Monday, April 21, 2025

New Law Says You Can’t Put Lobster Directly Into Boiling Water

Keen to pop a few kreef in the pot and have a feast this weekend? You might want to keep up to speed with how this new law spreads around the world.

Relax, this new law is not here in SA yet, so you can carry on with your joyfully sadistic culinary torture of these adorable, harmless animals.

They do taste mighty fine, though, don’t they?

Switzerland has decided to take a stand against those who simply pop a lobster into the pot, banning the practice “amid fears the animals can feel pain”.

The Swiss government has now ruled that the lobsters must be knocked out before they are killed, as the Guardian reports:

As part of a wider overhaul of Swiss animal protection laws, Bern said that as of 1 March, “the practice of plunging live lobsters into boiling water, which is common in restaurants, is no longer permitted”.

Lobsters “will now have to be stunned before they are put to death,” the government order read.

According to Swiss public broadcaster RTS, only electric shock or the “mechanical destruction” of the lobster’s brain will be accepted methods of stunning the animals once the new rule takes affect.

Animal rights advocates and some scientists argue that lobsters and other crustaceans have sophisticated nervous systems and likely feel significant pain when boiled alive.

What next, bears don’t like performing in circuses?

I also know that someone out there is raging about lobsters and crayfish being separate things.
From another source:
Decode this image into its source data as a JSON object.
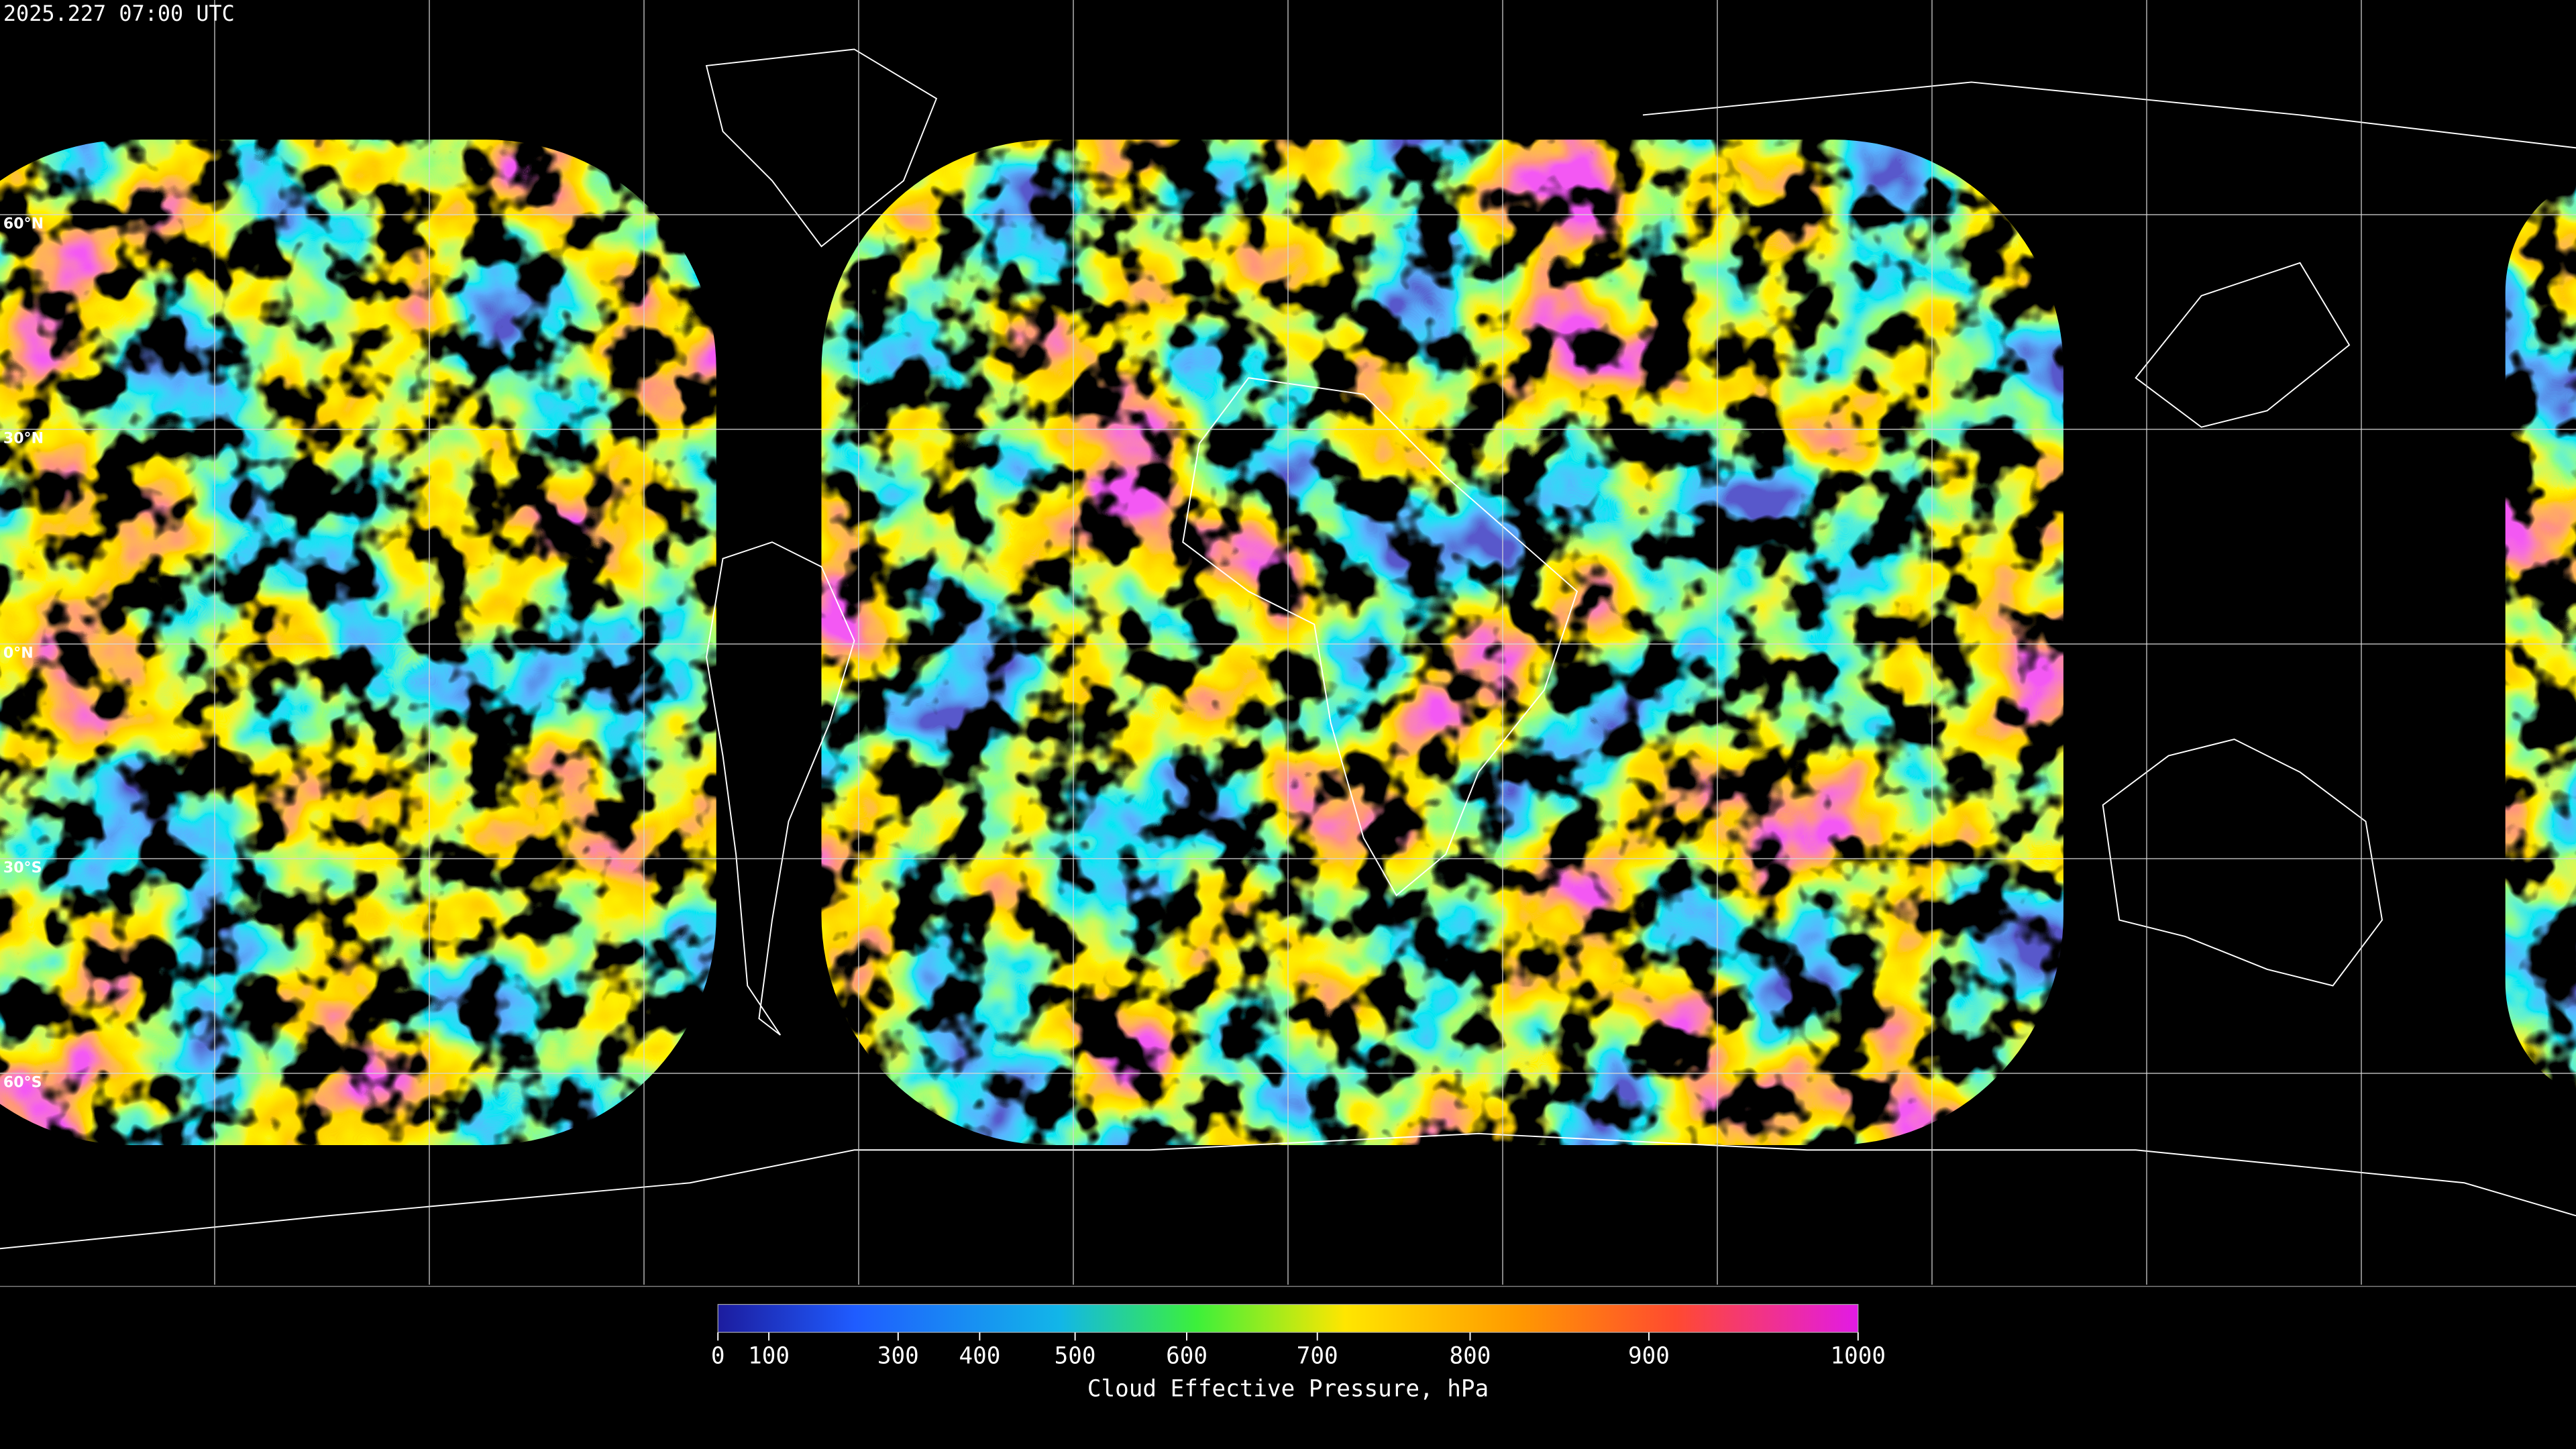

They are, but you’re probably technically wrong

Here’s Animals:

Lobsters without claws, like spiny and rock lobsters [like our South Coast and West Coast varieties], are often called crayfish, even though technically the term is incorrect. The most commonly used name might vary by region, but if it lives in saltwater, it’s technically a lobster.

And as for the lobsters / crayfish / kreef screaming when you pop them into the water:

Lobsters have no vocal cords, no organs of any type for audio communication. It’s just not possible for them to “scream” in any way we could hear, in any circumstance. The sound you may hear is expanding air bubbles trapped in their shells expanding and finding an avenue of escape from their bodies while they boil.

Just because they ain’t screaming doesn’t mean they ain’t hurting.

Anyway, some tasty food for thought.